Ce que le jeûne fait subir au corps
- Premières heures : l’organisme utilise ses réserves de glucose (sucre) en produisant de l’insuline, qui permet son transport.
- Lorsque les réserves baissent : le corps les attribue en priorité notamment au cerveau, qui en consomme beaucoup, et pioche dans la graisse.
- Après 1 à 5 jour : les muscles fondent pour fournir de l’énergie.
- Au-delà de 5 jours : les corps cétoniques produits par la transformation des graisses en glucose servent de source d’énergie principale au cerveau afin de limiter la perte de muscles.
FR-NON-00453, avril 2023
SOURCES
- Réseau NACRe et Institut National du Cancer. Jeûne, régimes restrictifs et cancer. Etat des lieux et du connaissances. Fiches repères. Novembre 2017.
- Fondation ARC pour la Recherche sur le Cancer. Disponible sur : Jeûne et régimes restrictifs : de quoi parle-t-on ? [Consulté le 15/03/2023]

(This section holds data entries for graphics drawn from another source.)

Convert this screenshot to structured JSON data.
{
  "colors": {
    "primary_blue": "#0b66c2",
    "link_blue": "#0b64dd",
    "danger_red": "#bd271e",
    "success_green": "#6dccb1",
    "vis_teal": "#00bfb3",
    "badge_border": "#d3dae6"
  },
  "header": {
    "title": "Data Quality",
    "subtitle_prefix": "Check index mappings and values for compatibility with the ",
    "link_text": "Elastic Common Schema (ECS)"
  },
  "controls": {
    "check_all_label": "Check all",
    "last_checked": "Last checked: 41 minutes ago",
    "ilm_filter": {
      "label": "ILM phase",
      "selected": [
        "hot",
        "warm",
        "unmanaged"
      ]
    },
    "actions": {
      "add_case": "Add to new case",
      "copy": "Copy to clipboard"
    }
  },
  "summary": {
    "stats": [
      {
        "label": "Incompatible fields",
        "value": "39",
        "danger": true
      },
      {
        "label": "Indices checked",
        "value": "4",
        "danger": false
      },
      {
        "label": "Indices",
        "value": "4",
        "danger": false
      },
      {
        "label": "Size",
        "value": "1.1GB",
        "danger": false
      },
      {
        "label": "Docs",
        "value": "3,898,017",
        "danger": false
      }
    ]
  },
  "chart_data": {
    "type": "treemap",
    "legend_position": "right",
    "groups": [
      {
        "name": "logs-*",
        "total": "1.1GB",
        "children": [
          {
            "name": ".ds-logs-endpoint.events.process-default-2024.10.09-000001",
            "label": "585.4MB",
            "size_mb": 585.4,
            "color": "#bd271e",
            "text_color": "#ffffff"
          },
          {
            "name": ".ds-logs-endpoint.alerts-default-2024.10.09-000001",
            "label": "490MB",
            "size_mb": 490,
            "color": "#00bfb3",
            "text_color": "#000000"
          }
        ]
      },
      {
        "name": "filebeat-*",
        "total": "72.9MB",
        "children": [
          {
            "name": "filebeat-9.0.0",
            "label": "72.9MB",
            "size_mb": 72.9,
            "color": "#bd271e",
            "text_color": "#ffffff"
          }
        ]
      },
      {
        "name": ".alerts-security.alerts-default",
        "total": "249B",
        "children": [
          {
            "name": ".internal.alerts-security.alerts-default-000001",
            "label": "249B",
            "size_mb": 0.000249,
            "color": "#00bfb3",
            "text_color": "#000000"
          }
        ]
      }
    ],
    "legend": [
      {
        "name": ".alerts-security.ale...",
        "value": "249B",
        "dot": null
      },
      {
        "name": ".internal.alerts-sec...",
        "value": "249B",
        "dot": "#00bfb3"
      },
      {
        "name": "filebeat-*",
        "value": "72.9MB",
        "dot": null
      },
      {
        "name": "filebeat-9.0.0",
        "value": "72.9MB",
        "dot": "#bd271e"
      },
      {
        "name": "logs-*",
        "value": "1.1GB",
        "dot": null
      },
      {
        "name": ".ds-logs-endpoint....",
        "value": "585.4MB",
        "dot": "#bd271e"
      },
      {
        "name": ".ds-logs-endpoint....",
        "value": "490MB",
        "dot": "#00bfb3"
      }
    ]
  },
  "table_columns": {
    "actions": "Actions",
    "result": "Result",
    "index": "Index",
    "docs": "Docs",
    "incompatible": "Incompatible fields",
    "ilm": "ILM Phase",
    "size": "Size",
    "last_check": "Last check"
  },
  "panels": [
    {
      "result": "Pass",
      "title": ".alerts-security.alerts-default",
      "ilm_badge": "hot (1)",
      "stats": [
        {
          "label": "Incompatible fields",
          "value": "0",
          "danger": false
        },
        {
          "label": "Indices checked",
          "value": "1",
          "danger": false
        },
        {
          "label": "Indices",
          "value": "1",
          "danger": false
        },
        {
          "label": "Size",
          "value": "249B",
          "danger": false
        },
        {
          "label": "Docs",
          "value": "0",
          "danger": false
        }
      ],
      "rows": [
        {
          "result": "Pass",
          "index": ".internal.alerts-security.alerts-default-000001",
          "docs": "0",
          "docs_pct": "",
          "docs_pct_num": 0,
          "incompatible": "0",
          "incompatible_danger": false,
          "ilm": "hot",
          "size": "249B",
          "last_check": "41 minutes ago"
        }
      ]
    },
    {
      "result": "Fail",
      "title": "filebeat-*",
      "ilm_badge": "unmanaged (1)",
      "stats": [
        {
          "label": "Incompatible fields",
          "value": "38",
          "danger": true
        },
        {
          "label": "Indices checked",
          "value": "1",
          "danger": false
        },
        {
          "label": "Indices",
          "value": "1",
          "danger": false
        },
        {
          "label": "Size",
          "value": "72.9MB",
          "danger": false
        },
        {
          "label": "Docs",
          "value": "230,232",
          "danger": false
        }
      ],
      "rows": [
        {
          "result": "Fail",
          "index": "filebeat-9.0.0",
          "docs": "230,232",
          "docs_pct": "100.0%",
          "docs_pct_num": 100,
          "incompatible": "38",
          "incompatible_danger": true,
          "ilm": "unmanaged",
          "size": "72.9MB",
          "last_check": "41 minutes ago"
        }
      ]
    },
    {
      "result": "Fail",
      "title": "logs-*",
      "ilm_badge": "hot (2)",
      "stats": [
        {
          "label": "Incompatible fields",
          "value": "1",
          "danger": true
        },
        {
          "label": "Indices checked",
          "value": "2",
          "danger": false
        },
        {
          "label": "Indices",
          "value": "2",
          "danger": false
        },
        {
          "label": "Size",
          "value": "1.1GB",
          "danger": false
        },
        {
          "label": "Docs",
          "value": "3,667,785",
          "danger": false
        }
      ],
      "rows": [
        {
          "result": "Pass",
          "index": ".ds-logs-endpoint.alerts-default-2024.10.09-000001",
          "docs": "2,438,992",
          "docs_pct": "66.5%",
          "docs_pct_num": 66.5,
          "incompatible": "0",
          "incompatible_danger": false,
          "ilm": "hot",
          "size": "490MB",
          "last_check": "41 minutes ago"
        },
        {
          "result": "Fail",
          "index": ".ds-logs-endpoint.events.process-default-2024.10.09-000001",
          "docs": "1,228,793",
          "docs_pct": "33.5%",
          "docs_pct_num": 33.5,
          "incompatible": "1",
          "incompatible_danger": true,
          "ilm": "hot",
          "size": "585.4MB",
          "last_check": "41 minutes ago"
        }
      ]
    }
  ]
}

- Réseau NACRe. Jeûne, régimes restrictifs et cancer : revue systématique des données scientifiques et analyse socio-anthropologique sur la place du jeûne en France. Novembre 2017.
- Fondation contre le cancer. Disponible sur : La consommation de sucre favorise la croissance des tumeurs [Consulté le 15/03/2023]
- Centre régional de lutte contre le cancer Antoine Lacassagne. Alimentation et Cancer – Combattre les idées reçues. 2017.
- Réseau Nacre. Jeûne et cancer. Le jeûne et Les régimes restrictifs ont-ils un intérêt à l’égard du cancer ? 2018.